Watch out Bill Cunningham. Now that I work on Fifth Avenue, time to design some fashion.
Whenever I start a new job, I lose a couple weeks to the adjustment period. This job also has a completely different rhythm than my last 6 jobs. I am no longer personally responsible for a physical space and sizable staff. I leave work when the work is done, not when my shift is over or when the building closes to the public. I’ve also cut my commute in half so that I am home much quicker in the evening. So far so good.
Now it is summer and I want to do everything at once. It is hard to pace myself and focus on one project at a time. Nick and Caper spend most of the weekend napping, restoring themselves for whatever will come next week, but I am up at seven with a to do list, dreaming of getting everything done in preparation for delicious meals and a tidy home for the next 6 days.
I’m reading again, I’d given up in the winter, wanting only to knit and brew. Now I want to do all that and read real books in bed at night. The glow from the screen is not restful in the way reading oneself to sleep has always been for me. Ebooks are good for traveling, but I have reverted to paper for reading at home.

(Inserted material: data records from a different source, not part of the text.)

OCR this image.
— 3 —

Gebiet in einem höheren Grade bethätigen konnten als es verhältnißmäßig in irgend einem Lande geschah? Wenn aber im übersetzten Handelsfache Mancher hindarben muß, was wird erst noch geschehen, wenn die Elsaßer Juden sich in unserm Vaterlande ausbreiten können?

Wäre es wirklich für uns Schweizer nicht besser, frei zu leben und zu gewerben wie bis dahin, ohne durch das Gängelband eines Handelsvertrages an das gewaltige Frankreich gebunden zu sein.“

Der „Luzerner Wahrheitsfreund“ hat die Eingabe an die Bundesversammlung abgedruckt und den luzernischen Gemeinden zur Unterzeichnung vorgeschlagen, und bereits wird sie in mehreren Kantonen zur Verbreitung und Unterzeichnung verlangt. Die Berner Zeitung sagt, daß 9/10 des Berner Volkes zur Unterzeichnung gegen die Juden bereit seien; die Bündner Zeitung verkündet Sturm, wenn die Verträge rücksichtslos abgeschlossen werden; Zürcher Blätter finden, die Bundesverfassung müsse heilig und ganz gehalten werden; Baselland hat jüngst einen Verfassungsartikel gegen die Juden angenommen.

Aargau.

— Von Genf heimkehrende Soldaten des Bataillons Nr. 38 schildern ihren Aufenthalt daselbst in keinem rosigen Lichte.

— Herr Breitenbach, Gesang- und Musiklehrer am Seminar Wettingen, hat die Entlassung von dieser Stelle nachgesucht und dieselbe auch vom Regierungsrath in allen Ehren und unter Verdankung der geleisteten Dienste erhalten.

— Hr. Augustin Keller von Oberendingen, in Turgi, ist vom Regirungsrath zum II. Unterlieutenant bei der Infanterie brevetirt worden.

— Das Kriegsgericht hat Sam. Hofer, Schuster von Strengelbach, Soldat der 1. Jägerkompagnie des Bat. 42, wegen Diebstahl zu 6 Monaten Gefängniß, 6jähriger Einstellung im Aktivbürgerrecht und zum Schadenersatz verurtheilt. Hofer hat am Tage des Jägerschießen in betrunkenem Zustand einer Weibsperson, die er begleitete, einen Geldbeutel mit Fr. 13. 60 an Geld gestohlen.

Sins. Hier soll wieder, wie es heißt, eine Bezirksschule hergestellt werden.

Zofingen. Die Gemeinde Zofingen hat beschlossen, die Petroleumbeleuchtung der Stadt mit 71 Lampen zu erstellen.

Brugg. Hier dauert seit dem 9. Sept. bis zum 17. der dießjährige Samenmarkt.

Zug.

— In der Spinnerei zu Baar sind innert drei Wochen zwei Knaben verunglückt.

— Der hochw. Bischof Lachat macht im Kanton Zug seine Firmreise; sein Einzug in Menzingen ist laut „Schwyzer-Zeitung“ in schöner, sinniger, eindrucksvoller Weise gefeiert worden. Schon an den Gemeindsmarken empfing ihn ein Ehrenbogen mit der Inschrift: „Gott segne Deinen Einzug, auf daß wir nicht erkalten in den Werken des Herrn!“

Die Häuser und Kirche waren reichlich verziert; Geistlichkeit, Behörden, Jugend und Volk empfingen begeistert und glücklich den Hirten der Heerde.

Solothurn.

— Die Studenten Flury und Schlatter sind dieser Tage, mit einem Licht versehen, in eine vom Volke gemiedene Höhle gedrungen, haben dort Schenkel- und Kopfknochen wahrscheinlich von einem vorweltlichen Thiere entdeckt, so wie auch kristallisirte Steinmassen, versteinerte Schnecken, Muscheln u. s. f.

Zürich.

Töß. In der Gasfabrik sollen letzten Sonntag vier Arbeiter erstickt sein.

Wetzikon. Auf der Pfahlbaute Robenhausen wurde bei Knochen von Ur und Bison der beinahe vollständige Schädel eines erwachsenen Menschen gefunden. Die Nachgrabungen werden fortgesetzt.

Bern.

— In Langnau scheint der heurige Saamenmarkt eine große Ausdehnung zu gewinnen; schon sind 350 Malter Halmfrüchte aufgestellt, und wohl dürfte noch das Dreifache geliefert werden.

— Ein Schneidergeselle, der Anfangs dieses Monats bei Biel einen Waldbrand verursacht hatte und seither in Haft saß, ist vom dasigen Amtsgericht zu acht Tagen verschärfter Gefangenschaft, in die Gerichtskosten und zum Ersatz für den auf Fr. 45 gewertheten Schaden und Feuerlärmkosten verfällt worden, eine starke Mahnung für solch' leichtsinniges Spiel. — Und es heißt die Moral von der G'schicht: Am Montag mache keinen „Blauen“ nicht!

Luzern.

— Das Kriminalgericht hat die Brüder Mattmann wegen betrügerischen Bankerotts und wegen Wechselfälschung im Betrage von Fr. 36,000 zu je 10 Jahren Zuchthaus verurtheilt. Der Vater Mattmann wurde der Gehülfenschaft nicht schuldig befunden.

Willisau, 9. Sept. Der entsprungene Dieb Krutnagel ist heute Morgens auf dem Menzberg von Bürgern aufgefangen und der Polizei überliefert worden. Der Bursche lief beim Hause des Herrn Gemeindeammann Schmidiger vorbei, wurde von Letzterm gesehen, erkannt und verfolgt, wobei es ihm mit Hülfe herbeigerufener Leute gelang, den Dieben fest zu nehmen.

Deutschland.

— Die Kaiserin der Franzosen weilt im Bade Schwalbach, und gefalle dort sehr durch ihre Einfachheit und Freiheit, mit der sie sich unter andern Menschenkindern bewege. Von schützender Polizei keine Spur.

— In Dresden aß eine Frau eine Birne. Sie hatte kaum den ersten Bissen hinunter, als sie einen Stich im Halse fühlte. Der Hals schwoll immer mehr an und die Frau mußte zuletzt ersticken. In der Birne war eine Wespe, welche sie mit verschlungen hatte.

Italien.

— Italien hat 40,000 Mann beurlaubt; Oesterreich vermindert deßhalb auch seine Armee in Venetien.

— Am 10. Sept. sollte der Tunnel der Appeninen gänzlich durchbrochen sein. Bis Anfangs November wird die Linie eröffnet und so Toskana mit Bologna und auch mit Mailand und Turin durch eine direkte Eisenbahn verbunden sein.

Jane Smiley has a travel piece in the paper this week about Northern England. We are planning to go back there next year for a Coasts and Castles bike tour. A side trip to Durham. Dreaming and Scheming for Sunday afternoon.
Another slow travel title. Ms. Horowitz explores city blocks with twenty different experts, seeing her neighborhood from new angles with geologists, artists, dogs, botanists, bird watchers and toddlers. Before I married, I was obsessed with long distance travel- the Appalachian trail, the Camino de Santiago, round the world bicycle adventures. I had a yearning to flee and to suffer while doing it. The stories of physical transformation and toenail loss seemed very important and I read perhaps a dozen, reading and rereading guidebooks and making packing lists for my future pilgrimage.
Now I am far more interested in how to bring all those fantasies home. Last week I visited Arthur Avenue in the Bronx for the first time and indulged my Italian pastry lust without a plane trip. Yesterday I worked on making our home more like my favorite Caribbean cottage. And today I did my Agriturismo by carrying 15 gallons of water out to my precious pin oak.
I do love to read about travel and the stories writers tell themselves about their personal transformations on the road. But it feels like I can have that Pacific Coast Trail feeling for an hour in Jamaica Bay and I am not sure that the long, arduous months long journey can offer so much more than that. At least for now.
In approximately 48 hours I’ll be starting a new job. Last night I said goodbye to my branch with an appropriate Peking Duck feast. I’ve been reflecting on Trying Not to Try by Edward Slingerland. He has studied Chinese philosophy and modern neuroscience and written an erudite self help book with plenty of scholarly footnotes, describing the chain of thinkers starting with Confucius, Laozi, Mencius, all the way up to our pop western Buddhists and the paradox of human effort. He identifies two strands of practice- one promoting strict practice and the other deriding structure, that people have followed to reach the same goal. Authentic spontaneous right action, thought, and speech.
Slingerland concludes a bit limply that different methods work for different people at different times- the strict need to loosen up, the loose need to focus. I enjoyed the descriptions of the ancient Chinese arguments between protohippies and protosuits. It seems that humans in all recorded history have faced the same conundrums. Our current culture (especially perhaps in NYC) is so dominated by desperate strivers (me) that we need someone to explain to us that more work is not better work, that pushing and pushing won’t get you a date, and that the best way to be persuasive to others is to relax and speak about something you genuinely believe in.
In the Chinese section of our library we have a portrait of a cheerful, fat, sandal wearing Confucius. The Library is itself a paradox, home to so many seeking self improvement, but resolutely remaining open and loose to whatever it is our patrons seek.